A Agência Nacional de Aviação Civil (Anac) planeja implementar, ainda no primeiro semestre de 2026, a chamada “no flight list” no Brasil — uma lista que poderá proibir temporariamente o embarque de passageiros considerados indisciplinados na aviação comercial. A iniciativa surge em meio ao crescimento expressivo de episódios de violência, vandalismo e descumprimento de regras de segurança dentro de aeronaves, que têm preocupado companhias aéreas e autoridades do setor.
A proposta atende a uma demanda antiga das empresas aéreas, que defendem punições administrativas mais eficazes para coibir comportamentos que colocam em risco tripulações, passageiros e a própria operação dos voos.
Dados da Associação Brasileira das Empresas Aéreas (Abear) mostram a dimensão do problema. Entre janeiro e agosto de 2025, foram registrados 979 casos de passageiros indisciplinados, um aumento de 87% em relação ao mesmo período de 2024. As ocorrências classificadas como graves chegaram a 210 episódios, alta de 55%.
Entre as situações relatadas estão agressões físicas, ameaças, consumo de cigarro a bordo, tentativas de acesso à cabine de comando e até falsas ameaças de bomba, práticas que podem gerar atrasos, desvios de rota e riscos diretos à segurança da aviação.
Como funciona hoje e o que deve mudar
Atualmente, o Regulamento Brasileiro da Aviação Civil determina que, em casos de indisciplina, a companhia aérea deve acionar a Polícia Federal e realizar o desembarque do passageiro no aeroporto mais adequado. Dependendo da gravidade, o infrator pode responder nas esferas criminal e civil.
Na prática, porém, as empresas apontam uma lacuna: mesmo após causar transtornos graves, o passageiro pode voltar a voar normalmente, inclusive no dia seguinte, sem qualquer restrição administrativa no setor aéreo.

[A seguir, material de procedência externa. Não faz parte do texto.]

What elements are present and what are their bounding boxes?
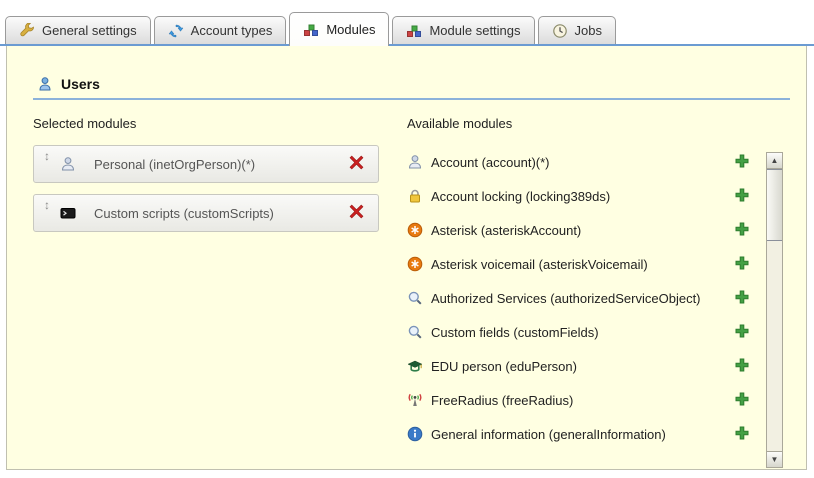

Com a regulamentação da no flight list, a Anac pretende criar um mecanismo adicional de punição, permitindo a suspensão do direito de embarque por um período determinado, conforme a gravidade e a reincidência da infração.
Objetivo é reforçar segurança e prevenir reincidência
A expectativa do setor é que a nova regra funcione como um instrumento de prevenção, desestimulando comportamentos agressivos e reforçando a segurança operacional. A suspensão não deve ser automática: cada caso deverá seguir critérios objetivos, com direito à defesa e análise técnica, conforme a regulamentação que ainda será detalhada pela agência.
Se confirmada, a no flight list colocará o Brasil em linha com práticas já adotadas em outros países, onde passageiros que colocam voos em risco podem ficar impedidos de viajar por meses ou até anos.